Райнер и Розанов пошли вон, ничего не отвечая на эту выходку.
— Ой, шкода людей, шкода таких отважных людей, як вы — говорил Ярошиньский, идучи сзади их с Бычковым. — Цалый край еще дикий.
— Мы на то идем, — отвечал Бычков. — Отомстим за вековое порабощение и ляжем.
— Жалэю вас, вельми жалэю.
— На наше место вырастет поколение: мы удобрим ему почву, мы польем ее кровью, — яростно сказал Бычков и захохотал.
Ярошиньский только пожал ему сочувственно руку.
Прощаясь, гости спрашивали Ярошиньского, увидятся ли они с ним снова.

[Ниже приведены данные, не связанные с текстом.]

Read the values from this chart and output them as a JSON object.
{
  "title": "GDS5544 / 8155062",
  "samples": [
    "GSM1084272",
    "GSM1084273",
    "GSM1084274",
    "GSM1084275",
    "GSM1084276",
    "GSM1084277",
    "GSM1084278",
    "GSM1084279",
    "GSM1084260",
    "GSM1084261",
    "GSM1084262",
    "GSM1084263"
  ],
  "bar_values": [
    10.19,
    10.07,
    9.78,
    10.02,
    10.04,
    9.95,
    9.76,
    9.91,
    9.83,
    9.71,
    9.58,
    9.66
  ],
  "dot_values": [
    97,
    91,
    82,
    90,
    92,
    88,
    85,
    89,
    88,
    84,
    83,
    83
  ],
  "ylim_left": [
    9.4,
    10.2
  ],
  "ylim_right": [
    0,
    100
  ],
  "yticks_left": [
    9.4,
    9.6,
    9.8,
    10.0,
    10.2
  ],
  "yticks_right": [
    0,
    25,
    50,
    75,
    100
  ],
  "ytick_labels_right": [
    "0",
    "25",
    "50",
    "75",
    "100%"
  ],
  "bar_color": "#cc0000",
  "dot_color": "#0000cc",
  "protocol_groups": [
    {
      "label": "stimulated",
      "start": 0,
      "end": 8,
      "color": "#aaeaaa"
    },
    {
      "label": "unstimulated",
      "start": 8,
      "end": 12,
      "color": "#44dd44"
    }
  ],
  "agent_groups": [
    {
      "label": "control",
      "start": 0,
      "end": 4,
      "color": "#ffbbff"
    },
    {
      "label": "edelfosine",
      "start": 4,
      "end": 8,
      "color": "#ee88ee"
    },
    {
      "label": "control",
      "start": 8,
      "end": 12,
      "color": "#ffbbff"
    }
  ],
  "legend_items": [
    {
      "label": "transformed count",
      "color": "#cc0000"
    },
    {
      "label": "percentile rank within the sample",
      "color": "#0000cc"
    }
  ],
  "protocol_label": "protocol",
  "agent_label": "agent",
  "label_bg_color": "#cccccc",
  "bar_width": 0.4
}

— Я мыслю, я мыслю, — это як мой племянник. Як не выгонит, так я поседю еще дней кильки. Do jutra, [До завтра (польск.).] — сказал он, прощаясь с Слободзиньским.
— Do jutra, — ответил Слободзиньский, и компания, топоча и шумя, вышла на улицу.
У ворот дома капитанши Давыдовской компания приглашала Розанова и Арапова ехать провести повеселее ночку.
Розанов наотрез отказался, а Райнера и не просили.
— Отчего вы не едете? — приставал Арапов к Розанову.
— Полноте, у меня есть семья.
— Что ж такое, семья? И у Белоярцева есть жена, и у Барилочки есть жена и дети, да ведь едут же.
— А я не поеду — устал и завтра буду работать.
Компания села. Суетившийся Завулонов занял у Розанова три рубля и тоже поехал.
По улице раздавался пьяный голос Барилочки, кричавшего:
Мени с жинкою не возыться,
А тютюн да люлька
Казаку в дорози
Знадобится.
Чтоб отвязаться от веселого товарищества, Райнер зашел ночевать к Розанову, в кабинет Нечая.